Cytotoxicity / choice of top concentrations:
cytotoxicity
Remarks:
A significant decrease was noted in the frequency of mitoses detected. Also, a gradual decline appeared in the inhibition of MI percentage.
Vehicle controls validity:
valid
Untreated negative controls validity:
not examined
Positive controls validity:
not examined
Additional information on results:
TEST-SPECIFIC CONFOUNDING FACTORS
No data are reported.

RANGE-FINDING/SCREENING STUDIES: No details are reported, but concentrations tested were selected on the basis of preliminary experiments.

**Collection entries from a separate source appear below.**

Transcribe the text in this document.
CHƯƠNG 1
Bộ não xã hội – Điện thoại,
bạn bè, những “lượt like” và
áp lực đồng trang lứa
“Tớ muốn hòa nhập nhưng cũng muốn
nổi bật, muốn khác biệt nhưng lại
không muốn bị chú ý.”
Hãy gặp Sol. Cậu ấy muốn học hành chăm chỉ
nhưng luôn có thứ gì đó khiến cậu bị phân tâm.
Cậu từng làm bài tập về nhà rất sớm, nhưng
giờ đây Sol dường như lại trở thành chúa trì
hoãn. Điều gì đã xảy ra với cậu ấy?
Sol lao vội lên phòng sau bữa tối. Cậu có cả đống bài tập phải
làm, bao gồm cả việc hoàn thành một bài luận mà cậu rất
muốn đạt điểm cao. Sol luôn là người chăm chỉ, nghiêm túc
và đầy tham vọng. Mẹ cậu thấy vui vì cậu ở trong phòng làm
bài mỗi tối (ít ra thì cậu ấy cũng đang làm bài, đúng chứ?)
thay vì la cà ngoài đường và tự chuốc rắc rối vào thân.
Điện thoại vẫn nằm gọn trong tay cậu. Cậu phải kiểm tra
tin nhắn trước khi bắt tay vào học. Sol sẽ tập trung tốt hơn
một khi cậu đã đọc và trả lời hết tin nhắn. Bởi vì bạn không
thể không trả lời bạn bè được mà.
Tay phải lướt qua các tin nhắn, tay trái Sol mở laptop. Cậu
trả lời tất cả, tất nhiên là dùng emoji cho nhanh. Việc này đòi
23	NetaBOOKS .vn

COMPARISON WITH HISTORICAL CONTROL DATA: no

ADDITIONAL INFORMATION ON CYTOTOXICITY: no further details
Remarks on result:
other: all strains/cell types tested
Remarks:
Migrated from field 'Test system'.

Applicant's summary and conclusion

Conclusions:
Interpretation of results (migrated information):
positive without metabolic activation

Under the given experimental conditions the test substance vanadium(IV) tetraoxide is capable of inducing chromosomal damage.
Executive summary:

In this study, the genotoxicity of vanadium(IV) tetraoxide was evaluated in human cultured lymphocytes and leukocytes using the mitotic index (MI), the replicative index (RI) and chromosome aberration (CA). This substance induced a clear dose-response in MI inhibitions and modifications in the RI. In the CA, including breaks and exchanges, a significant increase appeared in the treated group compared with the controls.